Beau Brummell (1954)
5/10
He Walks in Beauty
8 July 2009
Warning: Spoilers
Stewart Granger is George "Beau" Brummel, former Captain of Dragoons, who strikes up a friendship with the future King of England, the Prince of Wales, Peter Ustinov. Under Ustinov's imprimatur, Granger makes all sorts of friends and enemies in high places, including George Gordon, Lord Byron, advises the Prince on issues of politics and character, and, most important, changes the fashion of the nation from powdered wigs, white stockings, and elaborate dress, to understated black clothing with ordinary trousers.

Granger and Elizabeth Taylor fall for each other but Taylor opts for marriage to the stolid James Donald rather than the dashing but erratic Granger who is making a living by gambling and has piled up a mountain of debts. Eventually, Granger not being willing or able to come to the mountain, the mountain comes to Granger -- at about the same time Granger's pip-pip advice to the Prince becomes too frank. Granger flees to France where he dies in poverty.

It's not what you think of when you think of a Stewart Granger movie. He was the Errol Flynn of the 1950s. His best-known films involved swashbuckling, pursuits on horseback, that sort of thing. This movie is not like that. It's duller and, in a way, more adult.

Granger here is a complex man and although the audience is invariably going to root for him -- he IS, after all, Stewart Granger -- he has quite a few flaws. It could even be argued that he is made up of nothing BUT flaws. Despite the fact that the movie does its best to paper over them, the artifice shows and the cracks are visible.

My God, what a narcissist. He's self indulgent, full of rude Wildeian quips, snooty and insolent, manipulative, and reckless with the feelings of others. The Elizabeth Taylor character was invented to assure us that Beau Brummel was heterosexual but I don't know.

I don't know that Granger himself is any more manipulative than the movie. Okay, he's an adviser to the Prince on politics. What are his politics like? The film introduces them by having Granger make a few indignant remarks about the high-flown ways of the aristocracy. Why, take the flour that those aristos put into their wigs! Enough to feed fifty million families on bread for ten million years! Very populist.

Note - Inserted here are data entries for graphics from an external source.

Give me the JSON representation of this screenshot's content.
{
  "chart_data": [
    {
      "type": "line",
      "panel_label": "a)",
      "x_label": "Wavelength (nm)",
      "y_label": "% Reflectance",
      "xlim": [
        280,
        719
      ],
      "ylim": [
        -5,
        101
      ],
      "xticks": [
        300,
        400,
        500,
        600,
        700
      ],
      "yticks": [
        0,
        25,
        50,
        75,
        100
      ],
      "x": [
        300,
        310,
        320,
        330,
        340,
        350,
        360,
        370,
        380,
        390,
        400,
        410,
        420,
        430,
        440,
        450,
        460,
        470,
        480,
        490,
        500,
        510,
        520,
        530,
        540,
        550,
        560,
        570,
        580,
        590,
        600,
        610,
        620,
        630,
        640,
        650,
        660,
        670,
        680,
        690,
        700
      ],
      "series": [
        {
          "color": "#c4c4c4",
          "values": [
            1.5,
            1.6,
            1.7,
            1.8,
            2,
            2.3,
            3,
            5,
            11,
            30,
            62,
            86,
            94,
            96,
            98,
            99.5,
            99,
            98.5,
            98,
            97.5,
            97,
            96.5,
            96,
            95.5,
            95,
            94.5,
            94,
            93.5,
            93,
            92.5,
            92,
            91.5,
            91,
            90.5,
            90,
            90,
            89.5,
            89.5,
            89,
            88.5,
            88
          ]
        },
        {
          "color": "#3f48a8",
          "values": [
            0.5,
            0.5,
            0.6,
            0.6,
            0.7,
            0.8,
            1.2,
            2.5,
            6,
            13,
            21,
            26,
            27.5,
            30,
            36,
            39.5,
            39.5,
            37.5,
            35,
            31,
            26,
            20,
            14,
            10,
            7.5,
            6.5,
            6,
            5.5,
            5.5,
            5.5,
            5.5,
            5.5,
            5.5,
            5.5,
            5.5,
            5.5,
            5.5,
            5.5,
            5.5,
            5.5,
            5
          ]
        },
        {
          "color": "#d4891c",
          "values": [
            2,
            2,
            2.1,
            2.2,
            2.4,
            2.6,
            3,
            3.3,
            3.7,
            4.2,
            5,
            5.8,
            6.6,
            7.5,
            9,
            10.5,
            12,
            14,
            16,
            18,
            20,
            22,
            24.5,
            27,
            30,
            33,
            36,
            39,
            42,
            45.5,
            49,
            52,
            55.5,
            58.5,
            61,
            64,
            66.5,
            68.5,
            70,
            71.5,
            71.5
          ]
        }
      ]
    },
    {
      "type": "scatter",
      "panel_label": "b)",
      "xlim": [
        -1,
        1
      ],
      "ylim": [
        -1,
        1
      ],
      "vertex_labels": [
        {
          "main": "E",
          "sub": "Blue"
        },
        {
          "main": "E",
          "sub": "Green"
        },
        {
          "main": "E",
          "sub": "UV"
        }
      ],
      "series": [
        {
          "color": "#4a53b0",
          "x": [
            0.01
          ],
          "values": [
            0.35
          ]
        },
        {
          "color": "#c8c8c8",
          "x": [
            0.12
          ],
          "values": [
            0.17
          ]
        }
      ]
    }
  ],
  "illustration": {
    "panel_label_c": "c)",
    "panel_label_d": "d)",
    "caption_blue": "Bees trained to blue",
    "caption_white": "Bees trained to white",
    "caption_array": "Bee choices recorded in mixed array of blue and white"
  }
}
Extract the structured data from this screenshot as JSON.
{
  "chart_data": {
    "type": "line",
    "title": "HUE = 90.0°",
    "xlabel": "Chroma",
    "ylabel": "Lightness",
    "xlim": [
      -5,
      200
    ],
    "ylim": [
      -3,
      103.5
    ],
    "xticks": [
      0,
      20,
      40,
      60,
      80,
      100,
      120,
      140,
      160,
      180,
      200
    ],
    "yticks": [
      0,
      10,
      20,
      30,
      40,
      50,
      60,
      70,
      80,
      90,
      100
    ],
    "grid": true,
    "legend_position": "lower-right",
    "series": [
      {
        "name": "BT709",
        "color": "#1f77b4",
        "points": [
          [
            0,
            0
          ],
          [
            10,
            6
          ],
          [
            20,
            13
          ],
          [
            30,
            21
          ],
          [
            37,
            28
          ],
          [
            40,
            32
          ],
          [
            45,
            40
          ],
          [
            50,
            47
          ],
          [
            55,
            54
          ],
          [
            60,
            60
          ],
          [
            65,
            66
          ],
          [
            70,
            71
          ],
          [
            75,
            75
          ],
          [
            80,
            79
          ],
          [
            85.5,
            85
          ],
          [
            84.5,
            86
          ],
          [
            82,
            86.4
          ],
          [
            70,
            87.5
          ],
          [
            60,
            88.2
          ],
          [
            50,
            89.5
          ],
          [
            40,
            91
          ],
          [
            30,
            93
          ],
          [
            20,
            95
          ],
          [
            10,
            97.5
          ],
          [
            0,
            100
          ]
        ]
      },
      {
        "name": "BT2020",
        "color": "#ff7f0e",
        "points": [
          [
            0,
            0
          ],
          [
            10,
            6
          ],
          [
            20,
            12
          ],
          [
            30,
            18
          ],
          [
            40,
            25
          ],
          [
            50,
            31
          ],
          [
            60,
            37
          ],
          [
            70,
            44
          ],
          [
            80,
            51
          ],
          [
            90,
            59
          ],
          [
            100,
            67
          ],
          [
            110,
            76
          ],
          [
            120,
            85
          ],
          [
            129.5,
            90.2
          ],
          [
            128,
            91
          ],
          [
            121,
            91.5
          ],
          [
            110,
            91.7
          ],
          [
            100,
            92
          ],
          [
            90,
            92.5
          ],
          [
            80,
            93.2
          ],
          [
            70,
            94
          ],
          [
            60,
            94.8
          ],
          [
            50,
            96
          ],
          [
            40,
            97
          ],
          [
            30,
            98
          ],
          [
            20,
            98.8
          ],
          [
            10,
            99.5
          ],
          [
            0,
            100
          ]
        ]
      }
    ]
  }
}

And that's the end of his interest in people blessed with less opportunity than himself. Thereafter he urges the Prince to exert his power and, at the final confrontation, not to accept any compromise with parliament regarding the bestowing of earldoms. (Ustinov had promised to make Granger an earl.) Is Granger as Brummel simply using Ustinov as the Prince to advance his own interests? Granger muses to himself -- and to Mortimer, the servant who polishes his boots with champagne -- that it may have started off that way but now Granger realizes that the Prince needs his friendship as much as he, Granger, needs the Prince's. Right-o, Beau. That kind of reasoning is known as an ego defense mechanism.

Granger is extremely handsome, dressed to the nines, and strides around with pomp and character. But Peter Ustinov is equally good in a secondary role -- a pouting, blushing, pink little porker. Ustinov convinces us that he's filled with self doubt and hesitancy, as much as Granger so skillfully plays the role of the self-confident sociopath.

We all wind up rooting for Granger, yes, but we probably won't cheer so loudly if we pay attention to the goings on. Kids may miss the action of Stewart's other films of the period. Adults may be able to get into the intrigue and the intricacies of personal motives. They may also appreciate Elizabeth Taylor at her most gaspingly stunning.